Pedosphere 2011 v.21 no.6 pp. 773-781
Triticum aestivum, adsorption, alkaline soils, calcium, composts, crop production, dry matter accumulation, edaphic factors, electrical conductivity, greenhouse experimentation, irrigation rates, irrigation water, magnesium, nutrients, saline water, salts, sandy clay loam soils, shoots, sodium, soil organic carbon, soil productivity, soil salinity, soil water, solubility, tap water, water salinity, wheat
A greenhouse experiment was conducted to test and compare the suitability of saline compost and saline irrigation water for nutrient status amendment of a slightly productive sandy clay loam soil, to study the macronutrient utilization and dry matter production of wheat (Triticum aestivum c.v. Gemmiza 7) grown in a modified soil environment and to determine the effects of compost and saline irrigation water on soil productivity. The sandy clay loam soil was treated with compost of five rates (0, 24, 36, 48, and 60 m³ ha⁻¹, equivalent to 0, 3, 4.5, and 6 g kg⁻¹ soil, respectively) and irrigation water of four salinity levels (0.50 (tap water), 4.9, 6.3, and 8.7 dS m⁻¹). The results indicated that at harvest, the electrical conductivity (EC) of the soil was significantly (P < 0.05) changed by the compost application as compared to the control. In general, the soil salinity significantly increased with increasing application rates of compost.

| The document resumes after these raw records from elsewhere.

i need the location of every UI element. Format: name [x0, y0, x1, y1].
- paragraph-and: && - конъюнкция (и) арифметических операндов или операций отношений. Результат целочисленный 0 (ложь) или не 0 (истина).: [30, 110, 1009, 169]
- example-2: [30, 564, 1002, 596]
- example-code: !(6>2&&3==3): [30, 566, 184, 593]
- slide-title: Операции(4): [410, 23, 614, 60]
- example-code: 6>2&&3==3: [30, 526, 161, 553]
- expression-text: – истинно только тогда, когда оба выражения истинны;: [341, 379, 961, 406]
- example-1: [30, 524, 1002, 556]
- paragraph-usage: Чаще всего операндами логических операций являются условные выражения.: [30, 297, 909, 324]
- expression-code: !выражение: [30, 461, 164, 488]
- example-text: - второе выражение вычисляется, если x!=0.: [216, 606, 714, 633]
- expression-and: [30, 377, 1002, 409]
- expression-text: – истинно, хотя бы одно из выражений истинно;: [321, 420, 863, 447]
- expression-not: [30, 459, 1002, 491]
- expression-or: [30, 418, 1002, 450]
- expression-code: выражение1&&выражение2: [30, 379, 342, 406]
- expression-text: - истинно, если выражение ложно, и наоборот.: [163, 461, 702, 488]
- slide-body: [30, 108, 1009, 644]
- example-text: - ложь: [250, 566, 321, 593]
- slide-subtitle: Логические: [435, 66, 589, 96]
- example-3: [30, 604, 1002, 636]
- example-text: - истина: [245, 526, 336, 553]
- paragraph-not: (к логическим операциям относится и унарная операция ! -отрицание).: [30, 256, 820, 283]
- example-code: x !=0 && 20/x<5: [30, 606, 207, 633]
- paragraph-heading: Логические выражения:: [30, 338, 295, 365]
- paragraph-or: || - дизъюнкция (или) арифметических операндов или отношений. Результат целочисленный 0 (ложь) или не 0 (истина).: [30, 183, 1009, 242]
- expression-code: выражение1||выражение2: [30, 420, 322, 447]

Soluble salts, K, Cl, HCO₃, Na, Ca, and Mg, were significantly increased by the compost treatment. Soil sodium adsorption ratio (SAR) was significantly affected by the salinity levels of the irrigation water, and showed a slight response to the compost application. The soil organic carbon content was also significantly (P < 0.05) affected by application of compost, with a maximum value of 31.03 g kg⁻¹ recorded at the compost rate of 60 m³ ha⁻¹ and the irrigation water salinity level of 8.7 dS m⁻¹ and a minimum value of 12.05 g kg⁻¹ observed in the control. The compost application produced remarkable increases in wheat shoot dry matter production. The maximum dry matter production (75.11 g pot⁻¹) occurred with 60 m³ ha⁻¹ compost and normal irrigation water, with a minimum of 19.83 g pot⁻¹ with no addition of compost and irrigation water at a salinity level of 8.70 dS m⁻¹. Significant increases in wheat shoot contents of K, N, P, Na, and Cl were observed with addition of compost. The relatively high shoot N values may be attributed to increases in N availability in the tested soil caused by the compost application. Similarly, significant increases in the shoot contents of Na and Cl may be ascribed to the increase in soil soluble K and Cl. The increases in shoot P, N, and K contributed to the growth stimulation since P supplied by the compost was probably responsible in saline and alkaline soils where P solubility was very low.